He is a difficult man to assess due to his presentation and poverty of speech and thought content. He frequently used shock [sic] phrase 'I don't know what this means?!'
On mental status examination ... there were no psychotic symptoms ...
My impression of his psychiatric condition is that his symptoms are controlled with current medication ...".
  1. On 5 March 2003 the Resident Progress Notes of the Richmond Fellowship for the deceased stated that the deceased had become increasingly delusional and paranoid during the course of the night. The paranoia appears to have been directed towards problems associated with a resident in another house. The same problem persisted the following day.

  1. There were further incidents of paranoia exhibited later that month. On 26 June 2003 progress notes of the Marrickville Health Centre record a discussion with the deceased in which the deceased told a person whom I infer was a community nurse, a Mr White, about "various Karlenes" who claim to be his sisters. The note says that the deceased denied he had a sister and thought that these "various Karlenes" were trying to take control of his estate. He said that he would prefer that the Protective Office keep control of his finances.
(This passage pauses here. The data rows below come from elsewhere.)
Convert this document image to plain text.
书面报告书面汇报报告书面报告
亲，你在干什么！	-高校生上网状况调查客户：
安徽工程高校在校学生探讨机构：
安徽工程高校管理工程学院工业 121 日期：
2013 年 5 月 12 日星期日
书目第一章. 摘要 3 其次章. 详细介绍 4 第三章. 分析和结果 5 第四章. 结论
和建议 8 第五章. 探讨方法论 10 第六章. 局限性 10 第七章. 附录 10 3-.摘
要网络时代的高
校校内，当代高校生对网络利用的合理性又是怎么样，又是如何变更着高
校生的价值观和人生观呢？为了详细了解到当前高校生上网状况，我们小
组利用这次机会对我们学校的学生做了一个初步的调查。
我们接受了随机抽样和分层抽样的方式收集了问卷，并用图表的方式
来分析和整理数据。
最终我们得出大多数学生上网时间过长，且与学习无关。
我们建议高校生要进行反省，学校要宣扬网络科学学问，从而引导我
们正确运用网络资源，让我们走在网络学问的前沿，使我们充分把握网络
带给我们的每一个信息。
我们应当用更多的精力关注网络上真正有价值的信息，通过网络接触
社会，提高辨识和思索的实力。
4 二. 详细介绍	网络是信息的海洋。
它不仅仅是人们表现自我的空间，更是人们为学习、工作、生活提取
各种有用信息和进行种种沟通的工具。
  1. In a report to the Guardianship Tribunal dated 18 July 2003 Mr White, who was a clinical nurse specialist with the Central Sydney Area Health Service, stated:

"Initially, Mr Feuerring was reluctant to talk to me, as he had been discharged from the care of the Marrickville Health Centre in January 2002 and he claimed he had been told that he no longer needed a case manager. He kept up this resistance to talking with me until his G.P. requested a review by the psychiatrist from the Glebe Centre. Subsequently Mr Feuerring has been more talkative with me, but he remains very much wedded to his routine of minimal contact with others and keeping himself shut away in his bedroom for long periods.
Mr Feuerring's diagnoses of Schizophrenia and depression are well established, as is his functioning in the 'borderline' range of intelligence. His mental state fluctuates between states when he gives voice to such paranoid delusions that the woman who claims to be his sister is not his sister and she is trying to gain control of his money, and states when there is no evidence of any such psychotic features. However, Mr Feuerring displays at all times a marked thought disorder, characterised by perseveration, poverty of thought, stock phrases and concrete thinking.
...
Mr Feuerring is quite isolative in his current accommodation. He spends a lot of time in his room and rarely socialises with the other residents. When he goes out he seldom tells staff where he is going or what he is doing. However, he does seem to manage the basic living skills. He attends to his appearance without prompting and he can prepare simple meals for himself."
  1. Medical or community health records for subsequent years also convey a picture of a reclusive and isolated man who continued to suffer from paranoia, including paranoid ideas about his sister.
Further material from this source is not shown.